Así, desde las 19:30 horas y a razón de cada media hora, pudimos ver hasta seis actuaciones diferentes. En el Patio del Ayuntamiento dio comienzo el granadino Juan Carlos Guadix, que contó en un par de piezas con la voz del californiano Damon Robinson. No estuvo muy fino, no obstante, sobre todo interpretando a Paco de Lucía (granaína, taranta, alegrías, bulerías). Comenzó con la rondeña de Montoya, pasando por los maestros Joaquín Rodrigo, a quien está dedicado el Festival, y Agustín Lara y una soleá de cosecha propia.

Acercamiento al tango

Antonio Sanguinetti en la Huerta de San Vicente se acercó al tango con obras de Astor Piazzola y Horacio Ferrer, una pareja imprescindible en el desarrollo de este estilo.
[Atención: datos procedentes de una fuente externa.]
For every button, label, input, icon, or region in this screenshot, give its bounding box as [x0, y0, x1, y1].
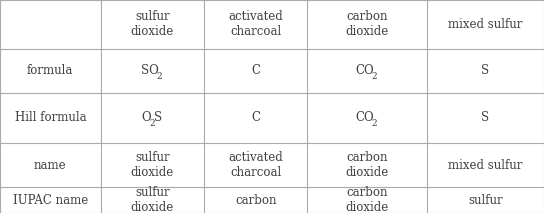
Text: 2: 2 [372, 72, 377, 81]
Text: activated
charcoal: activated charcoal [228, 10, 283, 38]
Text: name: name [34, 159, 66, 172]
Text: 2: 2 [372, 118, 377, 128]
Text: C: C [251, 111, 260, 124]
Text: Hill formula: Hill formula [15, 111, 86, 124]
Text: activated
charcoal: activated charcoal [228, 151, 283, 179]
Text: formula: formula [27, 64, 73, 77]
Text: SO: SO [141, 64, 159, 77]
Text: sulfur
dioxide: sulfur dioxide [131, 186, 174, 214]
Text: sulfur
dioxide: sulfur dioxide [131, 10, 174, 38]
Text: carbon: carbon [235, 194, 276, 207]
Text: carbon
dioxide: carbon dioxide [345, 10, 389, 38]
Text: O: O [141, 111, 151, 124]
Text: S: S [154, 111, 163, 124]
Text: sulfur: sulfur [468, 194, 503, 207]
Text: mixed sulfur: mixed sulfur [448, 159, 523, 172]
Text: S: S [481, 111, 490, 124]
Text: CO: CO [355, 64, 374, 77]
Text: carbon
dioxide: carbon dioxide [345, 186, 389, 214]
Text: mixed sulfur: mixed sulfur [448, 18, 523, 31]
Text: C: C [251, 64, 260, 77]
Text: IUPAC name: IUPAC name [13, 194, 88, 207]
Text: sulfur
dioxide: sulfur dioxide [131, 151, 174, 179]
Text: S: S [481, 64, 490, 77]
Text: carbon
dioxide: carbon dioxide [345, 151, 389, 179]
Text: CO: CO [355, 111, 374, 124]
Text: 2: 2 [157, 72, 162, 81]
Text: 2: 2 [150, 118, 155, 128]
La Casa Museo Manuel de Falla acogió al concertista Javier Riba que, de forma sumamente delicada y ausencia de megafonía, interpretó obras de Isaac Albéniz; tres 'Evocaciones' de Antón García Abril, basadas en los poetas Antonio Machado, Juan Ramón Jiménez y Federico García Lorca; 'Preludios epigramáticos' sobre poemas de amor de Miguel Hernández de Leo Brouwer; y acabó bordando a Manuel de Falla con el 'Homenaje a Debussy Romance del pescador' y la 'Canción del fuego fatuo'.
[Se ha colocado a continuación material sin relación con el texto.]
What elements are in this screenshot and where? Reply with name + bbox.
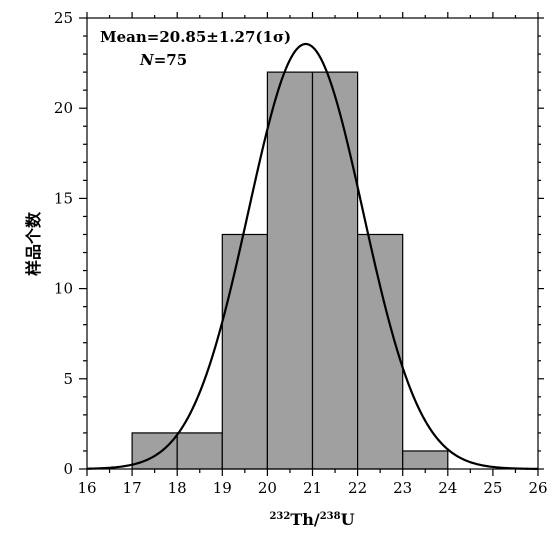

José Ruís del Puerto estuvo en la Casa Museo Max Moreau, en el Albaicín. Fue el guitarrista más versátil de la noche, acercándose a temas tan dispares como la canción mexicana o la canción porteña a los homenajes a Paco de Lucía o Andrés Segovia; y haciendo un recorrido desde el siglo XIX con Sidney Pratten hasta Claudia Montero en 1962.

Flamenco

En la Corrala de Santiago el flamenco se escribió con mayúsculas de la mano de la gaditana Antonia Jiménez, arropada por el buen percusionista granadino Miguel 'el Cheyenne', que dio un recital de lujo con temas propios. Su toque es poco convencional y su sentimiento profundo. Es una de las guitarras a tener en cuenta en el panorama actual. Abrió por tarantas y acabó por romances. La guajira desembocó en tanguillo. Continuó con una seguiriya, unos tangos que tenían mucho de zambra, granaínas y alegrías.

Cerró la noche con generosidad el guitarrista bastetano Alberto López en la Plaza de las Pasiegas, que traía una gran orquesta (Reyes Martín, Adrián Trujillo y Blas Martínez). Con una gran personalidad y control escénico, Alberto puso la guinda con una granaína, con la que abrió su concierto. Le siguieron soleá, zambra, tanguillos, bulerías, taranta y tientos.

El bailaor sacromontano Iván Vargas ilustró maravillosamente la noche cálida de mediados de julio con una extensa soleá por bulerías. Para terminar, el artista cosmopolita planteó alegrías de Cádiz y unos tangos como fin de fiestas, lo que debería ser en Granada.